Harriet was known to have taken certain Spirituals that all the slaves would know. All of the songs the slaves would be very familiar with, which is why she chose them. In the lyrics were little messages giving instructions. “Wade in the water” is quite obvious. Everybody in the river, but why?

The Hunt

The slave owners would send out people to hunt for escaped slaves, and they would often use dogs in the pursuit. “Wade in the water” was used to tell those fleeing to get off the track and into the water. The dogs couldn’t follow the scent.

The locals didn’t see anything strange in this behavior at all. They were used to hearing black people sing, so it was nothing new. There were a series of these songs that gave instructions and doubtless saved many lives.

Want To Learn More About Music?

If so, take a look at our detailed articles on the Best Album Covers of All Time, the Best Jazz Musicians of All Time20 Different Types of Rock MusicWhat is Otacore Music, and What Is Music Without Lyrics Called for more interesting information.

And, if The Blues are your bag, check out our in-depth reviews of the Best Blues Guitars, the Best Guitar Pedals For Blues, the Best Hollow And Semi-Hollow Guitars, the Best Blues Harmonicas, the Best Tenor Saxophones, and the Best Trumpet you can buy in 2023.

The Meanings Behind Wade In The Water – Final Thoughts

“Wade in the Water” held a special place in the hearts of the slaves. It was a song about hope and freedom that was sung almost daily. It became part of the support system that helped the fleeing slaves to escape to safe places. That sets it above being called just an ordinary song.

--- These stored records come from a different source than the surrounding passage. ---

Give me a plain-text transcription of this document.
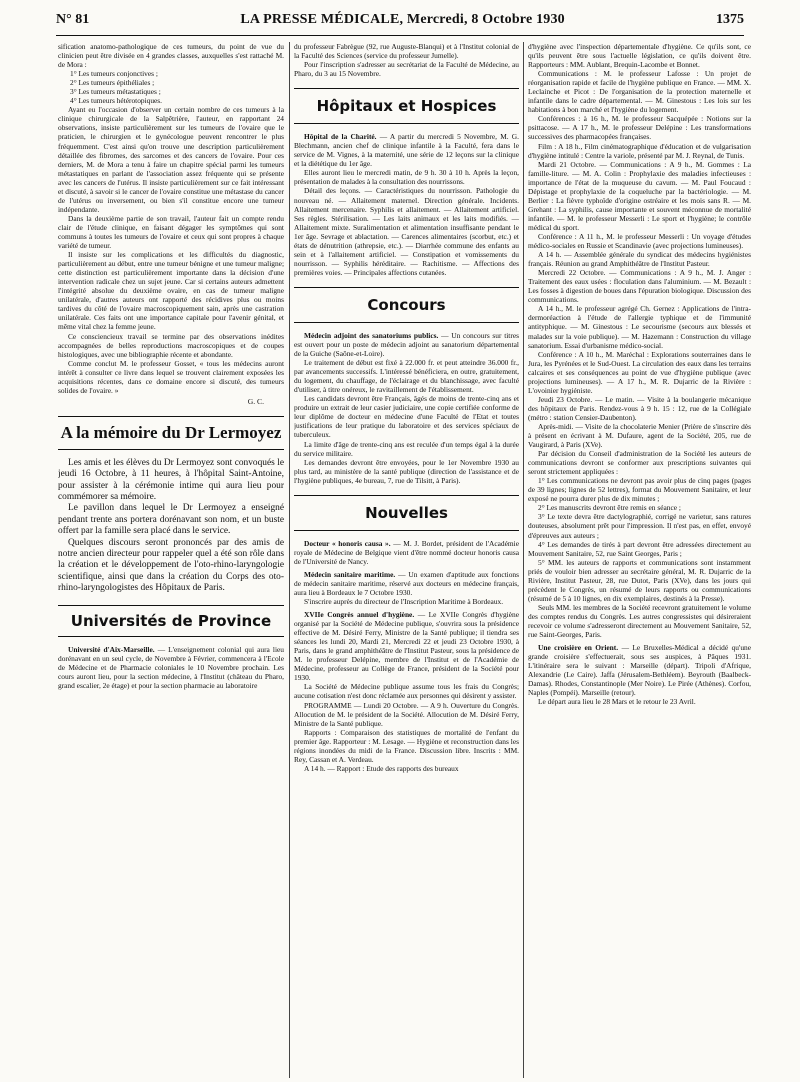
N° 81	LA PRESSE MÉDICALE, Mercredi, 8 Octobre 1930	1375

sification anatomo-pathologique de ces tumeurs, du point de vue du clinicien peut être divisée en 4 grandes classes, auxquelles s'est rattaché M. de Mora :

1° Les tumeurs conjonctives ;

2° Les tumeurs épithéliales ;

3° Les tumeurs métastatiques ;

4° Les tumeurs hétérotopiques.

Ayant eu l'occasion d'observer un certain nombre de ces tumeurs à la clinique chirurgicale de la Salpêtrière, l'auteur, en rapportant 24 observations, insiste particulièrement sur les tumeurs de l'ovaire que le praticien, le chirurgien et le gynécologue peuvent rencontrer le plus fréquemment. C'est ainsi qu'on trouve une description particulièrement détaillée des fibromes, des sarcomes et des cancers de l'ovaire. Pour ces derniers, M. de Mora a tenu à faire un chapitre spécial parmi les tumeurs métastatiques en parlant de l'association assez fréquente qui se présente avec les cancers de l'utérus. Il insiste particulièrement sur ce fait intéressant et discuté, à savoir si le cancer de l'ovaire constitue une métastase du cancer de l'utérus ou inversement, ou bien s'il constitue encore une tumeur indépendante.

Dans la deuxième partie de son travail, l'auteur fait un compte rendu clair de l'étude clinique, en faisant dégager les symptômes qui sont communs à toutes les tumeurs de l'ovaire et ceux qui sont propres à chaque variété de tumeur.

Il insiste sur les complications et les difficultés du diagnostic, particulièrement au début, entre une tumeur bénigne et une tumeur maligne; cette distinction est particulièrement importante dans la décision d'une intervention radicale chez un sujet jeune. Car si certains auteurs admettent l'intégrité absolue du deuxième ovaire, en cas de tumeur maligne unilatérale, d'autres auteurs ont rapporté des récidives plus ou moins tardives du côté de l'ovaire macroscopiquement sain, après une castration unilatérale. Ces faits ont une importance capitale pour l'avenir génital, et même vital chez la femme jeune.

Ce consciencieux travail se termine par des observations inédites accompagnées de belles reproductions macroscopiques et de coupes histologiques, avec une bibliographie récente et abondante.

Comme conclut M. le professeur Gosset, « tous les médecins auront intérêt à consulter ce livre dans lequel se trouvent clairement exposées les acquisitions récentes, dans ce domaine encore si discuté, des tumeurs solides de l'ovaire. »

G. C.
A la mémoire du Dr Lermoyez

Les amis et les élèves du Dr Lermoyez sont convoqués le jeudi 16 Octobre, à 11 heures, à l'hôpital Saint-Antoine, pour assister à la cérémonie intime qui aura lieu pour commémorer sa mémoire.

Le pavillon dans lequel le Dr Lermoyez a enseigné pendant trente ans portera dorénavant son nom, et un buste offert par la famille sera placé dans le service.

Quelques discours seront prononcés par des amis de notre ancien directeur pour rappeler quel a été son rôle dans la création et le développement de l'oto-rhino-laryngologie scientifique, ainsi que dans la création du Corps des oto-rhino-laryngologistes des Hôpitaux de Paris.

Universités de Province

Université d'Aix-Marseille. — L'enseignement colonial qui aura lieu dorénavant en un seul cycle, de Novembre à Février, commencera à l'Ecole de Médecine et de Pharmacie coloniales le 10 Novembre prochain. Les cours auront lieu, pour la section médecine, à l'Institut (château du Pharo, grand escalier, 2e étage) et pour la section pharmacie au laboratoire

du professeur Fabrègue (92, rue Auguste-Blanqui) et à l'Institut colonial de la Faculté des Sciences (service du professeur Jumelle).

Pour l'inscription s'adresser au secrétariat de la Faculté de Médecine, au Pharo, du 3 au 15 Novembre.

Hôpitaux et Hospices

Hôpital de la Charité. — A partir du mercredi 5 Novembre, M. G. Blechmann, ancien chef de clinique infantile à la Faculté, fera dans le service de M. Vignes, à la maternité, une série de 12 leçons sur la clinique et la diététique du 1er âge.

Elles auront lieu le mercredi matin, de 9 h. 30 à 10 h. Après la leçon, présentation de malades à la consultation des nourrissons.

Détail des leçons. — Caractéristiques du nourrisson. Pathologie du nouveau né. — Allaitement maternel. Direction générale. Incidents. Allaitement mercenaire. Syphilis et allaitement. — Allaitement artificiel. Ses règles. Stérilisation. — Les laits animaux et les laits modifiés. — Allaitement mixte. Suralimentation et alimentation insuffisante pendant le 1er âge. Sevrage et ablactation. — Carences alimentaires (scorbut, etc.) et états de dénutrition (athrepsie, etc.). — Diarrhée commune des enfants au sein et à l'allaitement artificiel. — Constipation et vomissements du nourrisson. — Syphilis héréditaire. — Rachitisme. — Affections des premières voies. — Principales affections cutanées.

Concours

Médecin adjoint des sanatoriums publics. — Un concours sur titres est ouvert pour un poste de médecin adjoint au sanatorium départemental de la Guiche (Saône-et-Loire).

Le traitement de début est fixé à 22.000 fr. et peut atteindre 36.000 fr., par avancements successifs. L'intéressé bénéficiera, en outre, gratuitement, du logement, du chauffage, de l'éclairage et du blanchissage, avec faculté d'utiliser, à titre onéreux, le ravitaillement de l'établissement.

Les candidats devront être Français, âgés de moins de trente-cinq ans et produire un extrait de leur casier judiciaire, une copie certifiée conforme de leur diplôme de docteur en médecine d'une Faculté de l'Etat et toutes justifications de leur pratique du laboratoire et des services spéciaux de tuberculeux.

La limite d'âge de trente-cinq ans est reculée d'un temps égal à la durée du service militaire.

Les demandes devront être envoyées, pour le 1er Novembre 1930 au plus tard, au ministère de la santé publique (direction de l'assistance et de l'hygiène publiques, 4e bureau, 7, rue de Tilsitt, à Paris).

Nouvelles

Docteur « honoris causa ». — M. J. Bordet, président de l'Académie royale de Médecine de Belgique vient d'être nommé docteur honoris causa de l'Université de Nancy.

Médecin sanitaire maritime. — Un examen d'aptitude aux fonctions de médecin sanitaire maritime, réservé aux docteurs en médecine français, aura lieu à Bordeaux le 7 Octobre 1930.

S'inscrire auprès du directeur de l'Inscription Maritime à Bordeaux.

XVIIe Congrès annuel d'hygiène. — Le XVIIe Congrès d'hygiène organisé par la Société de Médecine publique, s'ouvrira sous la présidence effective de M. Désiré Ferry, Ministre de la Santé publique; il tiendra ses séances les lundi 20, Mardi 21, Mercredi 22 et jeudi 23 Octobre 1930, à Paris, dans le grand amphithéâtre de l'Institut Pasteur, sous la présidence de M. le professeur Delépine, membre de l'Institut et de l'Académie de Médecine, professeur au Collège de France, président de la Société pour 1930.

La Société de Médecine publique assume tous les frais du Congrès; aucune cotisation n'est donc réclamée aux personnes qui désirent y assister.

PROGRAMME — Lundi 20 Octobre. — A 9 h. Ouverture du Congrès. Allocution de M. le président de la Société. Allocution de M. Désiré Ferry, Ministre de la Santé publique.

Rapports : Comparaison des statistiques de mortalité de l'enfant du premier âge. Rapporteur : M. Lesage. — Hygiène et reconstruction dans les régions inondées du midi de la France. Discussion libre. Inscrits : MM. Rey, Cassan et A. Verdeau.

A 14 h. — Rapport : Etude des rapports des bureaux

d'hygiène avec l'inspection départementale d'hygiène. Ce qu'ils sont, ce qu'ils peuvent être sous l'actuelle législation, ce qu'ils doivent être. Rapporteurs : MM. Aublant, Brequin-Lacombe et Bonnet.

Communications : M. le professeur Lafosse : Un projet de réorganisation rapide et facile de l'hygiène publique en France. — MM. X. Leclainche et Picot : De l'organisation de la protection maternelle et infantile dans le cadre départemental. — M. Ginestous : Les lois sur les habitations à bon marché et l'hygiène du logement.

Conférences : à 16 h., M. le professeur Sacquépée : Notions sur la psittacose. — A 17 h., M. le professeur Delépine : Les transformations successives des pharmacopées françaises.

Film : A 18 h., Film cinématographique d'éducation et de vulgarisation d'hygiène intitulé : Centre la variole, présenté par M. J. Reynal, de Tunis.

Mardi 21 Octobre. — Communications : A 9 h., M. Gommes : La famille-liture. — M. A. Colin : Prophylaxie des maladies infectieuses : importance de l'état de la muqueuse du cavum. — M. Paul Foucaud : Dépistage et prophylaxie de la coqueluche par la bactériologie. — M. Berlier : La fièvre typhoïde d'origine ostréaire et les mois sans R. — M. Grehant : La syphilis, cause importante et souvent méconnue de mortalité infantile. — M. le professeur Messerli : Le sport et l'hygiène; le contrôle médical du sport.

Conférence : A 11 h., M. le professeur Messerli : Un voyage d'études médico-sociales en Russie et Scandinavie (avec projections lumineuses).

A 14 h. — Assemblée générale du syndicat des médecins hygiénistes français. Réunion au grand Amphithéâtre de l'Institut Pasteur.

Mercredi 22 Octobre. — Communications : A 9 h., M. J. Anger : Traitement des eaux usées : floculation dans l'aluminium. — M. Bezault : Les fosses à digestion de boues dans l'épuration biologique. Discussion des communications.

A 14 h., M. le professeur agrégé Ch. Gernez : Applications de l'intra-dermoréaction à l'étude de l'allergie typhique et de l'immunité antityphique. — M. Ginestous : Le secourisme (secours aux blessés et malades sur la voie publique). — M. Hazemann : Construction du village sanatorium. Essai d'urbanisme médico-social.

Conférence : A 10 h., M. Maréchal : Explorations souterraines dans le Jura, les Pyrénées et le Sud-Ouest. La circulation des eaux dans les terrains calcaires et ses conséquences au point de vue d'hygiène publique (avec projections lumineuses). — A 17 h., M. R. Dujarric de la Rivière : L'ovoinier hygiéniste.

Jeudi 23 Octobre. — Le matin. — Visite à la boulangerie mécanique des hôpitaux de Paris. Rendez-vous à 9 h. 15 : 12, rue de la Collégiale (métro : station Censier-Daubenton).

Après-midi. — Visite de la chocolaterie Menier (Prière de s'inscrire dès à présent en écrivant à M. Dufaure, agent de la Société, 205, rue de Vaugirard, à Paris (XVe).

Par décision du Conseil d'administration de la Société les auteurs de communications devront se conformer aux prescriptions suivantes qui seront strictement appliquées :

1° Les communications ne devront pas avoir plus de cinq pages (pages de 39 lignes; lignes de 52 lettres), format du Mouvement Sanitaire, et leur exposé ne pourra durer plus de dix minutes ;

2° Les manuscrits devront être remis en séance ;

3° Le texte devra être dactylographié, corrigé ne varietur, sans ratures douteuses, absolument prêt pour l'impression. Il n'est pas, en effet, envoyé d'épreuves aux auteurs ;

4° Les demandes de tirés à part devront être adressées directement au Mouvement Sanitaire, 52, rue Saint Georges, Paris ;

5° MM. les auteurs de rapports et communications sont instamment priés de vouloir bien adresser au secrétaire général, M. R. Dujarric de la Rivière, Institut Pasteur, 28, rue Dutot, Paris (XVe), dans les jours qui précèdent le Congrès, un résumé de leurs rapports ou communications (résumé de 5 à 10 lignes, en dix exemplaires, destinés à la Presse).

Seuls MM. les membres de la Société recevront gratuitement le volume des comptes rendus du Congrès. Les autres congressistes qui désireraient recevoir ce volume s'adresseront directement au Mouvement Sanitaire, 52, rue Saint-Georges, Paris.

Une croisière en Orient. — Le Bruxelles-Médical a décidé qu'une grande croisière s'effectuerait, sous ses auspices, à Pâques 1931. L'itinéraire sera le suivant : Marseille (départ). Tripoli d'Afrique, Alexandrie (Le Caire). Jaffa (Jérusalem-Bethléem). Beyrouth (Baalbeck-Damas). Rhodes, Constantinople (Mer Noire). Le Pirée (Athènes). Corfou, Naples (Pompéi). Marseille (retour).

Le départ aura lieu le 28 Mars et le retour le 23 Avril.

When it is sung today, as it is, the meaning resonates with the ancestors of those it affected most. And even today, people still write about that most inglorious period of history. Sade offered her take on the subject in “Slave Song.”

“Wade in the Water” has meaning, but it could mean different things to different people depending on the circumstance. Yet, after over 150 years, that meaning is still very relevant.